Yes, a comic book, of course. After all, it's not as if anyone visiting me is going to see a real Martian -- you need special glasses for that. But I digress. The gift was a special 50th anniversary reprint of Classics Illustrated No. 124: The War of the Worlds By H.G. Wells. Originally published in 1955, the comic appeared at a time when American society was down on comics...had a Comic-Con been held at that period of history, it would surely have been raided by the FBI, the Vice Squad and the House Committee on Un-American Activities. Classics Illustrated tried to legitimize comics and introduce kids to classic literature, and was the brainchild of publisher Albert Lewis Kanter, who is profiled on the reverse of the reprint.

For millions of kids, Classics Illustrated provided a doorway into a world of great literature. Most kids didn't even realize they had passed through that doorway; all they knew was that they were reading comic books that had great plots and interesting characters...the lack of tights, masks, capes and superpowers was nary a problem, certainly not when the stories kept you turning pages like crazy. Though I dearly loved The War of the Worlds, I must admit my two favorite Classics Illustrated issues were Jules Verne's Off on a Comet and Victor Hugo's Toilers of the Sea; and I also read and re-read another Wells tale: Food of the Gods.

I was quite touched that Charles gifted this book to me, as I have very fond memories of the comics published by Classics Illustrated, this issue in particular, which I read prior to seeing the George Pal film, but after reading the book. Although the book and the film had a particular impact on me, there's just something about reading a comic with a flashlight in the dead of night that makes the idea of Martians lurking in the shadows, or under the bed, quite believable...and probable.

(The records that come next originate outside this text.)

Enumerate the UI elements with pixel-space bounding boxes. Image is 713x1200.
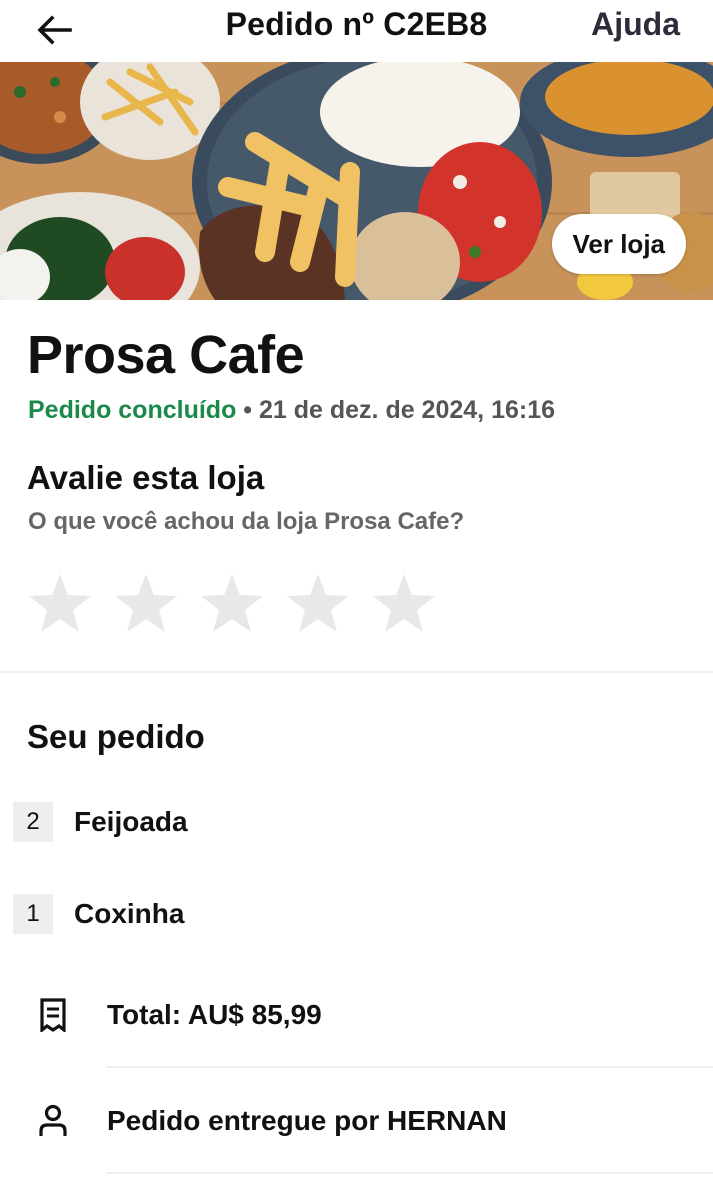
store-hero-image: Ver loja bbox=[0, 62, 713, 300]
star-rating bbox=[28, 572, 436, 634]
order-date: 21 de dez. de 2024, 16:16 bbox=[259, 396, 556, 424]
rate-store-title: Avalie esta loja bbox=[27, 459, 265, 496]
back-button[interactable] bbox=[30, 8, 78, 52]
list-item: 2 Feijoada bbox=[13, 802, 188, 842]
order-status: Pedido concluído bbox=[28, 396, 237, 424]
star-icon[interactable] bbox=[372, 572, 436, 634]
star-icon[interactable] bbox=[114, 572, 178, 634]
view-store-button[interactable]: Ver loja bbox=[551, 214, 686, 274]
help-button[interactable]: Ajuda bbox=[591, 6, 680, 43]
item-quantity: 1 bbox=[13, 894, 53, 934]
list-item: 1 Coxinha bbox=[13, 894, 184, 934]
receipt-icon bbox=[30, 992, 76, 1038]
order-total: Total: AU$ 85,99 bbox=[107, 999, 322, 1030]
delivered-by: Pedido entregue por HERNAN bbox=[107, 1105, 507, 1136]
top-bar: Pedido nº C2EB8 Ajuda bbox=[0, 0, 713, 60]
your-order-title: Seu pedido bbox=[27, 718, 205, 755]
row-divider bbox=[106, 1172, 713, 1174]
star-icon[interactable] bbox=[200, 572, 264, 634]
section-divider bbox=[0, 671, 713, 673]
star-icon[interactable] bbox=[286, 572, 350, 634]
rate-store-subtitle: O que você achou da loja Prosa Cafe? bbox=[28, 508, 465, 535]
item-name: Feijoada bbox=[74, 806, 188, 837]
item-quantity: 2 bbox=[13, 802, 53, 842]
store-name: Prosa Cafe bbox=[27, 325, 305, 385]
order-total-row: Total: AU$ 85,99 bbox=[30, 992, 322, 1038]
arrow-left-icon bbox=[37, 15, 72, 45]
order-status-line: Pedido concluído • 21 de dez. de 2024, 1… bbox=[28, 396, 555, 425]
row-divider bbox=[106, 1066, 713, 1068]
status-separator: • bbox=[236, 396, 259, 424]
star-icon[interactable] bbox=[28, 572, 92, 634]
item-name: Coxinha bbox=[74, 898, 185, 929]
person-icon bbox=[30, 1098, 76, 1144]
delivered-by-row: Pedido entregue por HERNAN bbox=[30, 1098, 507, 1144]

The artists, editors and production people at Jack Lake Productions Inc., did a wonderful job in restoring the art and text of The War of the Worlds. Even though this edition is printed on much better paper than a comic book publisher would ever have dreamed of in 1955, with the resulting increase in color quality and clarity, the artwork still retains the flavor of the times, before artists convinced themselves they were the stars and that it was absolutely necessarily to depict not only every muscle in the human body but a hundred more muscles that don't really exist in an actual torso. The permanence of hard covers, enhanced artwork, and special articles about Classics Illustrated and its creators -- superior to the original.

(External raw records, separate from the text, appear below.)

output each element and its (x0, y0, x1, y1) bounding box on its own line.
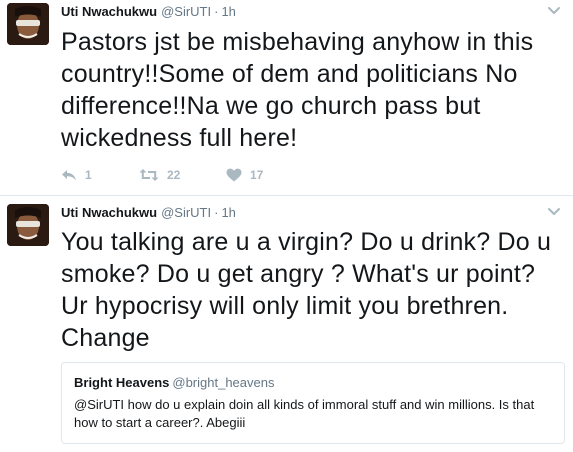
quoted-author-handle: @bright_heavens (172, 375, 275, 390)
tweet[interactable]: Uti Nwachukwu @SirUTI · 1h You talking are … (0, 196, 573, 452)
author-name[interactable]: Uti Nwachukwu (61, 4, 157, 19)
timestamp[interactable]: 1h (221, 205, 235, 220)
separator: · (214, 205, 219, 220)
retweet-button[interactable]: 22 (139, 166, 180, 184)
like-button[interactable]: 17 (226, 166, 263, 184)
tweet-header: Uti Nwachukwu @SirUTI · 1h (61, 204, 236, 222)
tweet-text: You talking are u a virgin? Do u drink? … (61, 228, 552, 352)
author-handle[interactable]: @SirUTI (161, 4, 211, 19)
chevron-down-icon[interactable] (547, 207, 561, 217)
author-handle[interactable]: @SirUTI (161, 205, 211, 220)
quoted-tweet[interactable]: Bright Heavens @bright_heavens @SirUTI ho… (61, 362, 565, 444)
heart-icon (226, 168, 242, 182)
quoted-author-name: Bright Heavens (74, 375, 170, 390)
retweet-count: 22 (167, 168, 181, 182)
separator: · (214, 4, 219, 19)
author-name[interactable]: Uti Nwachukwu (61, 205, 157, 220)
tweet[interactable]: Uti Nwachukwu @SirUTI · 1h Pastors jst be m… (0, 0, 573, 196)
quoted-tweet-text: @SirUTI how do u explain doin all kinds … (74, 397, 535, 430)
avatar-photo (7, 3, 49, 45)
quoted-tweet-header: Bright Heavens @bright_heavens (74, 375, 274, 391)
timestamp[interactable]: 1h (221, 4, 235, 19)
reply-count: 1 (85, 168, 92, 182)
avatar[interactable] (7, 204, 49, 246)
reply-icon (62, 170, 76, 181)
tweet-text: Pastors jst be misbehaving anyhow in thi… (61, 28, 534, 152)
retweet-icon (139, 169, 159, 181)
avatar[interactable] (7, 3, 49, 45)
avatar-photo (7, 204, 49, 246)
tweet-header: Uti Nwachukwu @SirUTI · 1h (61, 3, 236, 21)
reply-button[interactable]: 1 (61, 166, 92, 184)
like-count: 17 (250, 168, 264, 182)
chevron-down-icon[interactable] (547, 6, 561, 16)
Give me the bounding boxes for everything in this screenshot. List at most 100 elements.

Still, as good as the commemorative edition may be, the original still outshines it, even a fifty-year-old copy that looks as old as it is. The smell of the paper, the stark power of the artwork, the impact of seeing it for the first time...can't beat it. Oh, and there's one more thing: the reprint cost $14.99, and the original only 15 cents; on the other hand, the reprint was a gift (Thanks, Charles!) and 15 cents was a fortune.